University of Pennsylvania trustees gave a tepid endorsement of their president, Elizabeth Magill, as she faced another barrage of condemnation over her handling of student protests over Israel’s bombardment of Palestinian civilians.
“There is no board plan for imminent leadership change,” a university spokesman said after a hastily called gathering of Penn’s trustees that followed Professor Magill’s testimony at a congressional hearing earlier in the week on the topic of campus reactions to Middle East politics.
Professor Magill is one of several US university presidents enduring two months of caustic political commentary for not responding more forcefully against students expressing sympathy for Palestinians in the renewed violence between Israel and Hamas.
At the hearing called by Republicans in the US House of Representatives, Professor Magill and the presidents of Harvard University and the Massachusetts Institute of Technology said their students chanting in support of Palestinians and in opposition to Israeli attacks were not necessarily committing acts that should be banned on the grounds that they are threatening or violent.
As Republican lawmakers baited her and the other presidents by aggressively insisting that defending Palestinian rights amounted to backing the genocide of Jewish people, Professor Magill and the other presidents offered academic-toned responses, trying to explain that federal law distinguishes between speech and actual incitement to action.
The question of protests violating federal law or campus rules of behaviour was a “context-dependent decision”, Professor Magill said towards the latter part of the contentious four-hour public hearing used by Republicans to caricature US higher education as full of elitist leftists. To be considered impermissible as harassment, the speech would need to be “directed, and severe, pervasive”, the Penn president told the politicians.
Professor Magill, having already confronted weeks of relentless criticism over the protests, returned from the session in Washington to become engulfed in even heavier condemnation for that response. The board of Penn’s Wharton School of business called for her to resign. A wealthy Penn donor, investment manager Ross Stevens, threatened to pull back a $100 million (£80 million) gift if the president remains in office.
The state’s Democratic governor, Josh Shapiro, a non-voting member of the board of the private university, called the president’s response “absolutely shameful” and urged the board’s unscheduled assembly. Even the White House joined in, saying “calls for genocide are monstrous and antithetical to everything we represent as a country”.

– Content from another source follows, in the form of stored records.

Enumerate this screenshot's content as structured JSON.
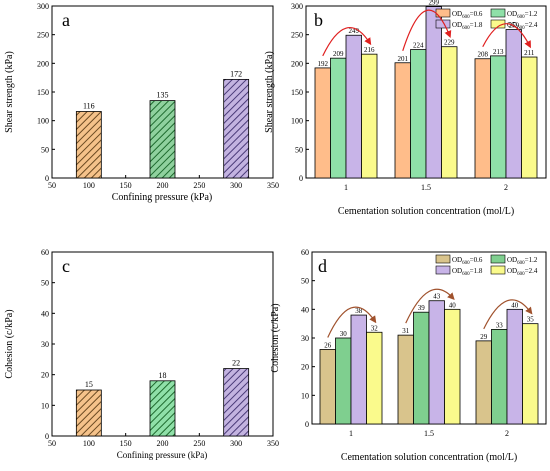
{
  "chart_data": [
    {
      "panel_label": "a",
      "type": "bar",
      "xlabel": "Confining pressure (kPa)",
      "ylabel": "Shear strength (kPa)",
      "xlim": [
        50,
        350
      ],
      "xticks": [
        50,
        100,
        150,
        200,
        250,
        300,
        350
      ],
      "ylim": [
        0,
        300
      ],
      "yticks": [
        0,
        50,
        100,
        150,
        200,
        250,
        300
      ],
      "bars": [
        {
          "x": 100,
          "value": 116,
          "label": "116",
          "color": "#f5c28a",
          "hatch": "#6b4a22"
        },
        {
          "x": 200,
          "value": 135,
          "label": "135",
          "color": "#8fd19e",
          "hatch": "#1e6b2e"
        },
        {
          "x": 300,
          "value": 172,
          "label": "172",
          "color": "#c3b3e0",
          "hatch": "#4a3a78"
        }
      ]
    },
    {
      "panel_label": "b",
      "type": "bar",
      "xlabel": "Cementation solution concentration (mol/L)",
      "ylabel": "Shear strength (kPa)",
      "categories": [
        "1",
        "1.5",
        "2"
      ],
      "ylim": [
        0,
        300
      ],
      "yticks": [
        0,
        50,
        100,
        150,
        200,
        250,
        300
      ],
      "legend_position": "top-right",
      "series": [
        {
          "name": "OD600=0.6",
          "legend_base": "OD",
          "legend_sub": "600",
          "legend_rest": "=0.6",
          "color": "#ffbd8a",
          "values": [
            192,
            201,
            208
          ],
          "labels": [
            "192",
            "201",
            "208"
          ]
        },
        {
          "name": "OD600=1.2",
          "legend_base": "OD",
          "legend_sub": "600",
          "legend_rest": "=1.2",
          "color": "#8fe0a8",
          "values": [
            209,
            224,
            213
          ],
          "labels": [
            "209",
            "224",
            "213"
          ]
        },
        {
          "name": "OD600=1.8",
          "legend_base": "OD",
          "legend_sub": "600",
          "legend_rest": "=1.8",
          "color": "#c8b4e8",
          "values": [
            249,
            299,
            259
          ],
          "labels": [
            "249",
            "299",
            "259"
          ]
        },
        {
          "name": "OD600=2.4",
          "legend_base": "OD",
          "legend_sub": "600",
          "legend_rest": "=2.4",
          "color": "#fafa8c",
          "values": [
            216,
            229,
            211
          ],
          "labels": [
            "216",
            "229",
            "211"
          ]
        }
      ],
      "annotation_color": "#e02020"
    },
    {
      "panel_label": "c",
      "type": "bar",
      "xlabel": "Confining pressure (kPa)",
      "ylabel": "Cohesion (c/kPa)",
      "xlim": [
        50,
        350
      ],
      "xticks": [
        50,
        100,
        150,
        200,
        250,
        300,
        350
      ],
      "ylim": [
        0,
        60
      ],
      "yticks": [
        0,
        10,
        20,
        30,
        40,
        50,
        60
      ],
      "bars": [
        {
          "x": 100,
          "value": 15,
          "label": "15",
          "color": "#f5c28a",
          "hatch": "#6b4a22"
        },
        {
          "x": 200,
          "value": 18,
          "label": "18",
          "color": "#8fe0a8",
          "hatch": "#1e6b2e"
        },
        {
          "x": 300,
          "value": 22,
          "label": "22",
          "color": "#c3b3e0",
          "hatch": "#4a3a78"
        }
      ]
    },
    {
      "panel_label": "d",
      "type": "bar",
      "xlabel": "Cementation solution concentration (mol/L)",
      "ylabel": "Cohesion (c/kPa)",
      "categories": [
        "1",
        "1.5",
        "2"
      ],
      "ylim": [
        0,
        60
      ],
      "yticks": [
        0,
        10,
        20,
        30,
        40,
        50,
        60
      ],
      "legend_position": "top-right",
      "series": [
        {
          "name": "OD600=0.6",
          "legend_base": "OD",
          "legend_sub": "600",
          "legend_rest": "=0.6",
          "color": "#d9c48c",
          "values": [
            26,
            31,
            29
          ],
          "labels": [
            "26",
            "31",
            "29"
          ]
        },
        {
          "name": "OD600=1.2",
          "legend_base": "OD",
          "legend_sub": "600",
          "legend_rest": "=1.2",
          "color": "#7fcf8f",
          "values": [
            30,
            39,
            33
          ],
          "labels": [
            "30",
            "39",
            "33"
          ]
        },
        {
          "name": "OD600=1.8",
          "legend_base": "OD",
          "legend_sub": "600",
          "legend_rest": "=1.8",
          "color": "#c8b4e8",
          "values": [
            38,
            43,
            40
          ],
          "labels": [
            "38",
            "43",
            "40"
          ]
        },
        {
          "name": "OD600=2.4",
          "legend_base": "OD",
          "legend_sub": "600",
          "legend_rest": "=2.4",
          "color": "#fafa8c",
          "values": [
            32,
            40,
            35
          ],
          "labels": [
            "32",
            "40",
            "35"
          ]
        }
      ],
      "annotation_color": "#a0522d"
    }
  ]
}
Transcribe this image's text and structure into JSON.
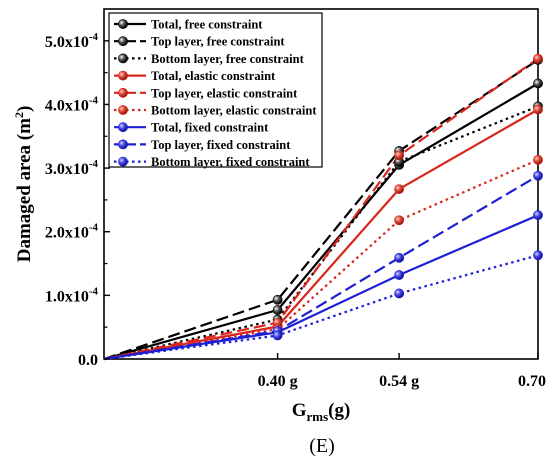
{
  "chart_data": {
    "type": "line",
    "panel_label": "(E)",
    "xlabel": {
      "main": "G",
      "sub": "rms",
      "unit": "(g)"
    },
    "ylabel": {
      "main": "Damaged area (m",
      "sup": "2",
      "end": ")"
    },
    "x_categories": [
      "",
      "0.40 g",
      "0.54 g",
      "0.70 g"
    ],
    "xlim": [
      0.2,
      0.7
    ],
    "ylim": [
      0,
      0.00055
    ],
    "y_ticks": [
      {
        "value": 0,
        "label": "0.0",
        "sup": ""
      },
      {
        "value": 0.0001,
        "label": "1.0x10",
        "sup": "-4"
      },
      {
        "value": 0.0002,
        "label": "2.0x10",
        "sup": "-4"
      },
      {
        "value": 0.0003,
        "label": "3.0x10",
        "sup": "-4"
      },
      {
        "value": 0.0004,
        "label": "4.0x10",
        "sup": "-4"
      },
      {
        "value": 0.0005,
        "label": "5.0x10",
        "sup": "-4"
      }
    ],
    "x": [
      0.2,
      0.4,
      0.54,
      0.7
    ],
    "legend_position": "top-left",
    "series": [
      {
        "name": "Total, free constraint",
        "color": "#000000",
        "style": "solid",
        "values": [
          0,
          7.7e-05,
          0.000305,
          0.000433
        ]
      },
      {
        "name": "Top layer, free constraint",
        "color": "#000000",
        "style": "dashed",
        "values": [
          0,
          9.3e-05,
          0.000327,
          0.00047
        ]
      },
      {
        "name": "Bottom layer, free constraint",
        "color": "#000000",
        "style": "dotted",
        "values": [
          0,
          6.2e-05,
          0.00031,
          0.000397
        ]
      },
      {
        "name": "Total, elastic constraint",
        "color": "#d9261c",
        "style": "solid",
        "values": [
          0,
          5.1e-05,
          0.000267,
          0.000392
        ]
      },
      {
        "name": "Top layer, elastic constraint",
        "color": "#d9261c",
        "style": "dashed",
        "values": [
          0,
          5.7e-05,
          0.00032,
          0.000472
        ]
      },
      {
        "name": "Bottom layer, elastic constraint",
        "color": "#d9261c",
        "style": "dotted",
        "values": [
          0,
          4.7e-05,
          0.000218,
          0.000313
        ]
      },
      {
        "name": "Total, fixed constraint",
        "color": "#1f1fd6",
        "style": "solid",
        "values": [
          0,
          4.2e-05,
          0.000132,
          0.000226
        ]
      },
      {
        "name": "Top layer, fixed constraint",
        "color": "#1f1fd6",
        "style": "dashed",
        "values": [
          0,
          4.4e-05,
          0.000159,
          0.000288
        ]
      },
      {
        "name": "Bottom layer, fixed constraint",
        "color": "#1f1fd6",
        "style": "dotted",
        "values": [
          0,
          3.7e-05,
          0.000103,
          0.000163
        ]
      }
    ]
  }
}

In response, Professor Magill issued a videotaped statement offering regret for her response at the hearing. “I was not focused on, but I should have been, the irrefutable fact that a call for genocide of Jewish people is a call for some of the most terrible violence human beings can perpetrate,” she said.
Violence in the decades-old Middle East conflict surged in October when Hamas militants broke through the Israeli border walls of Gaza to kill 1,200 people and take about 240 hostages, overwhelmingly civilians. Subsequent retaliatory attacks by Israeli forces have killed about 16,000 Palestinians, mostly women and children.
The presidents of Harvard and MIT, Claudine Gay and Sally Kornbluth, also issued statements after the congressional hearing aimed at rebutting the criticisms. “Calls for violence or genocide against the Jewish community, or any religious or ethnic group, are vile,” Professor Gay said on social media accounts. “They have no place at Harvard, and those who threaten our Jewish students will be held to account.”
But in her post-hearing response, Professor Kornbluth challenged the premise of Republicans suggesting that any groups of students, in pleading for the protection of Palestinians, were calling for genocide. “I have not heard calling for the genocide for Jews on our campus,” she said.